Aster Navas

Deliberadamente

Creo que debemos dejarle las cosas claras al 2023 desde el principio. Que nos comeremos nuestros dolores de cabeza si de vez en cuando nos cae algún orgasmo. Que tragaremos con los lunes que nos toquen pero que no pensamos perdonarle ninguna tarde de viernes, ninguna mañana de sábado.

Ha sido, sí, un final de año complicado en el que creo haber entendido algunas cosas; no muchas. Tampoco todas. La más importante es que hay momentos de los demás, incluso de los más queridos, que quizá no nos pertenezcan. Especialmente los últimos: esos en que buscan y, posiblemente, buscaremos a tientas la puerta de salida.

Por eso, durante aquellas semanas de octubre había preferido ir al hospital al final del día. A esa hora se declaraba en aquella primera planta de oncología una especie de tregua tácita. Poco o nada quedaba de la desigual batalla que durante el resto de la jornada se libraba contra la enfermedad. El diagnóstico poco esperanzador de la mañana, el dolor de la tarde, las pruebas, los TACs quedaban aparcados durante unas horas de armisticio en que aún se podía abrigar la esperanza y hasta conciliar, durante unas horas, el sueño. Porque todo era posible con la llegada de la noche, que resultaba balsámica, conciliadora, confidente. Incluso a ese intestino bloqueado por la metástasis cabía darle otra oportunidad que, lamentablemente, nunca llegó haciendo inevitable la sedación.

Tardé en levantarme de la silla. Estuve allí durante las primeras horas de ese difícil tránsito entre la niebla hasta que comprendí que esa iba a ser la imagen definitiva que me iba a llevar de Paco; que esa era la escena que reproduciría, cabezona, mi memoria y no otra. Por mucho que yo quisiera engañarla, llevarla por otros caminos o recuperar otros momentos. Ray Loriga lo advierte en "Tokio ya no nos quiere": «La memoria es el perro más tonto, le tiras un palo y te devuelve cualquier cosa». Y lo cierto es que la muy cabrona lo está bordando; con una terquedad y una precisión inasequible al desaliento: los espacios, el tacto, los gestos, las palabras de aquellos instantes.

Ha sido, sí, un final de 2022 para regalar. También por otra pérdida; la de Jabi. Quise, quisimos pensar, por la fecha, los Santos Inocentes, que se trataba de una tomadura de pelo, que nos estaban vacilando; incluso dudamos de la veracidad de la esquela que nos rebotaron por Whatsapp. Y no tanto por la muerte en sí sino porque se trataba de Jabi; nada menos que de Jabi. Porque Jabi, nuestro compañero del insti, estaba mucho más vivo que cualquiera de nosotros.
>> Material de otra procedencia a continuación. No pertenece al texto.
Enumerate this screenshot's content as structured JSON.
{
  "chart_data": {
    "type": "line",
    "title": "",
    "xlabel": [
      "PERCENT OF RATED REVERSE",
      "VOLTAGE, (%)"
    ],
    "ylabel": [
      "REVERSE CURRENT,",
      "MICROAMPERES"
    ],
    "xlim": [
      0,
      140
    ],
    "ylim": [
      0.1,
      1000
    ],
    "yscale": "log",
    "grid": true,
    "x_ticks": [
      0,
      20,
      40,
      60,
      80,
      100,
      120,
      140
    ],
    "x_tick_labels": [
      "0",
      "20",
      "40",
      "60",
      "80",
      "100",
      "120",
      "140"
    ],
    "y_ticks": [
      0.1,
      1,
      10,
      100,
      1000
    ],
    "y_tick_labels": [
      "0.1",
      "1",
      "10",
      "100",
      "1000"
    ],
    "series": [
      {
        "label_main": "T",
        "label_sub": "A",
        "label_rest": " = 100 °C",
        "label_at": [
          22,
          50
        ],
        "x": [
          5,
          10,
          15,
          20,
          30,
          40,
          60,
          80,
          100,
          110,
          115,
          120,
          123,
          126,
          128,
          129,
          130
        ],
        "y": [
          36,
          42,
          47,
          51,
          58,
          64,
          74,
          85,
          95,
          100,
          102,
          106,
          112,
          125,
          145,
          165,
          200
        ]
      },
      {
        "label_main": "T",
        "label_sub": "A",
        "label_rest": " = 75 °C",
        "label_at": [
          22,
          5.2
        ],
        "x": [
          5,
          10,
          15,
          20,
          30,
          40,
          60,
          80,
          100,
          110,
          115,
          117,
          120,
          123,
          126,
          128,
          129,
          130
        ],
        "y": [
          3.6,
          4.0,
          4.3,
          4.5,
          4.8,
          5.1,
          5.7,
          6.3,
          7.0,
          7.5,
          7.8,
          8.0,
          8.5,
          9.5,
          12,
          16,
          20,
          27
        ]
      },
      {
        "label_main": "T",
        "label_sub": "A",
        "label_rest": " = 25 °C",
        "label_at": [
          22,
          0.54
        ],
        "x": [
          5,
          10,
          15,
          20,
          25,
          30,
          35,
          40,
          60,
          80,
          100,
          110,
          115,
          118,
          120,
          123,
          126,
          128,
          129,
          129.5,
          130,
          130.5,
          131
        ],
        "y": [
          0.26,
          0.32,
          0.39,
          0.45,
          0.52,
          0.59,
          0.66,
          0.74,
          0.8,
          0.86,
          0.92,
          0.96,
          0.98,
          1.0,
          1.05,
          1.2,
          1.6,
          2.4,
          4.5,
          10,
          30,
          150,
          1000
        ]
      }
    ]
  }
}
Hasta las familias nos preguntaron qué había de cierto en aquella solemne estupidez, porque tenía que tratarse de eso, de una estupidez, de una jodida broma de muy mal gusto. Ha sido, sí, un final de año en el que creo haber entendido algunas cosas; no muchas. La más importante, sin duda, es que la muerte no siempre llama a la puerta; la muerte tiene llaves. No se entretiene tocando el timbre o llamando con los nudillos. Irrumpe.

Por eso creo que debemos dejarle las cosas claras al 2023 desde el principio. Que nos comeremos nuestros dolores de cabeza si de vez en cuando nos cae algún orgasmo. Que tragaremos con los lunes que nos toquen pero que no pensamos perdonarle ninguna tarde de viernes, ninguna mañana de sábado. Que sólo encajaremos los golpes bajos si alguien nos devuelve complicidad y apoyo. Que vengan los malos tragos que nos hayan caído mientras haya una cerveza fría esperando en la nevera; que nos comeremos el brócoli si no nos quitan el beicon. Porque le vamos a coger al nuevo año de las solapas para preguntarle qué carajo hay de lo mío, de lo nuestro.

Ha sido, sí, un final de año complicado en el que creo haber entendido algunas cosas; no muchas. La más alarmante, sin duda, es que, como decía Hemingway, «vivimos esta vida como si lleváramos otra en la maleta». Y que no… que no podemos seguir así.

Que bienvenido sea el invierno siempre que a finales de marzo nos asalte la certeza de la primavera. Que vamos a vivir. Intensa y deliberadamente. En fin.